What do you do with the certificate?

  • If you are the retailer of your own products: File it away, if someone asks for it, you must be able to produce it.
  • If you do wholesale or consignment of your products: Send it with any wholesale order you receive or with any products you intend to consign as the retailer must be able to produce it if asked.
General disclaimer: This is only MY interpretation of my source about GCCs. I am NOT a lawyer. Here is my source: http://www.cpsc.gov/ABOUT/Cpsia/conformity.pdf

Here is a template for your GCC: http://www.cpsc.gov/about/cpsia/faq/elecertfaq.pdf

In the upcoming days I'll be talking about XRF testing. I'm currently researching costs and gathering information. Stay Tuned!

Monday, January 12, 2009

Winner of the Love Letter Giveaway announced!

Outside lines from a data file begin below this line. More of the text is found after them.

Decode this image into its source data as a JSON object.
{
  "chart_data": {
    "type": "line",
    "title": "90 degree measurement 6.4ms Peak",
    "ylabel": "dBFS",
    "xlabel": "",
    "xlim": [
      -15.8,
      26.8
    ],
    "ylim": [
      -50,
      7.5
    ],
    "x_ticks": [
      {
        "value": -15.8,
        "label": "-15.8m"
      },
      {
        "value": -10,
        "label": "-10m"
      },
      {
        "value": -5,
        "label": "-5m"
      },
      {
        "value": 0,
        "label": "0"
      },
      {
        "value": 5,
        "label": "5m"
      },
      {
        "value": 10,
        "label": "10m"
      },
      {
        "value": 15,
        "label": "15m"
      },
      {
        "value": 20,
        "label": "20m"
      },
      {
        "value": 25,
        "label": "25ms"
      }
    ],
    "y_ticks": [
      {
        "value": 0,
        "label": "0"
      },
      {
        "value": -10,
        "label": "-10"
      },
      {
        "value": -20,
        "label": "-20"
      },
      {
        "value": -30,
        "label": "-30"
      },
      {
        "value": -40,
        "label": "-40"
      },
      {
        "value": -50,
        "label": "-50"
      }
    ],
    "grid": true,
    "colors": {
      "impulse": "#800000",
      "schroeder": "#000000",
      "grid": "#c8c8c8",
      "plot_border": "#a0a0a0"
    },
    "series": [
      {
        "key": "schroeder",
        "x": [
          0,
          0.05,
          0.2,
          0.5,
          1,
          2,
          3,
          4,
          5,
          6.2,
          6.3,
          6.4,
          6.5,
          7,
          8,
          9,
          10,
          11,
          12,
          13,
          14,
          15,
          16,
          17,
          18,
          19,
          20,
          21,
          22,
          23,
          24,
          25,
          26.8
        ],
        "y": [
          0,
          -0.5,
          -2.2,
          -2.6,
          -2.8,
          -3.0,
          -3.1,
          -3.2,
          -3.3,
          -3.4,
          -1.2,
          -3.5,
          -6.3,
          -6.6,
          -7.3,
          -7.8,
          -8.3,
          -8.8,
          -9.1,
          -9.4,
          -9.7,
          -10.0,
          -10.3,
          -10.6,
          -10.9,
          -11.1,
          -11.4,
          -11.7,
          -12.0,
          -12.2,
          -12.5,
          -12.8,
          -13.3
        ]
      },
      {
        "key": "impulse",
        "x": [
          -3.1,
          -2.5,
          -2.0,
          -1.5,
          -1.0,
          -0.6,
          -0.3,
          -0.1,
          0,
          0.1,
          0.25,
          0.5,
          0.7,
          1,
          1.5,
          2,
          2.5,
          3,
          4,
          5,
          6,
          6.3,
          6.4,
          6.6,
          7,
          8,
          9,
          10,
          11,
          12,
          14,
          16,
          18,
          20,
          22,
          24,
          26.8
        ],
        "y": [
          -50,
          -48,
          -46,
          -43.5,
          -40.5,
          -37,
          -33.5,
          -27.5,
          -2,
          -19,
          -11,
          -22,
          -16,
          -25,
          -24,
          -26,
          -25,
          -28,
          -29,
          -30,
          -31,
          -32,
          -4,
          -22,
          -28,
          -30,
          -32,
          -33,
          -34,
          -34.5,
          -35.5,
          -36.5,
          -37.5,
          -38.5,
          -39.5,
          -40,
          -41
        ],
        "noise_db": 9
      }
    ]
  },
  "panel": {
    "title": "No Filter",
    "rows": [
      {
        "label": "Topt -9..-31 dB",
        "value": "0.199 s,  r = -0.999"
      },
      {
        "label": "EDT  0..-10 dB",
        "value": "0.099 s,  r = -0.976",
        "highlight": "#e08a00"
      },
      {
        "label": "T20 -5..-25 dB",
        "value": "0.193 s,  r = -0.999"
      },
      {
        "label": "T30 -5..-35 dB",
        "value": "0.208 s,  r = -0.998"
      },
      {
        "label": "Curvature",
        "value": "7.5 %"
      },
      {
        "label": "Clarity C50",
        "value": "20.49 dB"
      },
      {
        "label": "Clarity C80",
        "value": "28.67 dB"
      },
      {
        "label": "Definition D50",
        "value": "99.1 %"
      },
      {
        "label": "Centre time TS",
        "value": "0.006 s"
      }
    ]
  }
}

Congratulations to Andreah
She is the lucky winner of a set of Love Letters
through the blog giveaway
Todays CPSIA update: I'm currently reading through the several updates that have been posted by the CPSC, including the natural materials exemptions. I hope to share my thoughts on these updates with you over the coming days.
Have you sent your letters to the Committee Leaders of the Committee on Energy and Commerce? Here is my letter to them, sent today. Please feel free to use my letter. But also note, as a concerned citizen I hate receiving form letters back from my legislators, so why would I send one? It will be much more impactful if you write an original letter to them in your words, detailing your concerns. Still, a form letter is better than no letter, so if you must...here it is:
I am writing today to express my concerns with the Consumer Product Safety Improvement Act (CPSIA) passed in August 2008. As the mother of two small children, I am pleased to see that actions are taken to ensure our children’s safety when it comes to toys and clothing. However, this well intentioned law has some unintentional consequences.

I write today not only as the mother of Arden, age 2, and Braden, age 4 months. I also write as the owner and sole proprietor of a small online business called BuggaLove. I create handcrafted nursery décor items and embellished children’s apparel. These items are made from non-toxic materials. None of my materials or supplies contain lead. According to the CPSIA, I am a manufacturer. Further according to this law, I need to have my products tested for lead. My items are not created in batches of thousands, or hundreds. My items are custom made, individually, specific to the needs of my customer at a reasonable cost. The law currently does not take into account one-of-a-kind or made to order items in its testing regulations. Furthermore, the costs of testing and certification on a small businesses, like mine, are burdensome. If amendments to the law are not made, I may be out of business as of February 10, 2009. I very much would like to find a reasonable way to comply with the law and maintain my growing fledgling business.

There are thousands of small business owners like me. We work in our garages, at our dining room tables, and in our spare bedrooms. We lovingly create items with care for our children and children around the world. I realize that this law was well intentioned and necessary due to the toy recalls that took place in 2007. I ask that you please consider a hearing to analyze the unintended consequences of this law and analyze the economic impact of CPSIA due to its broad terms.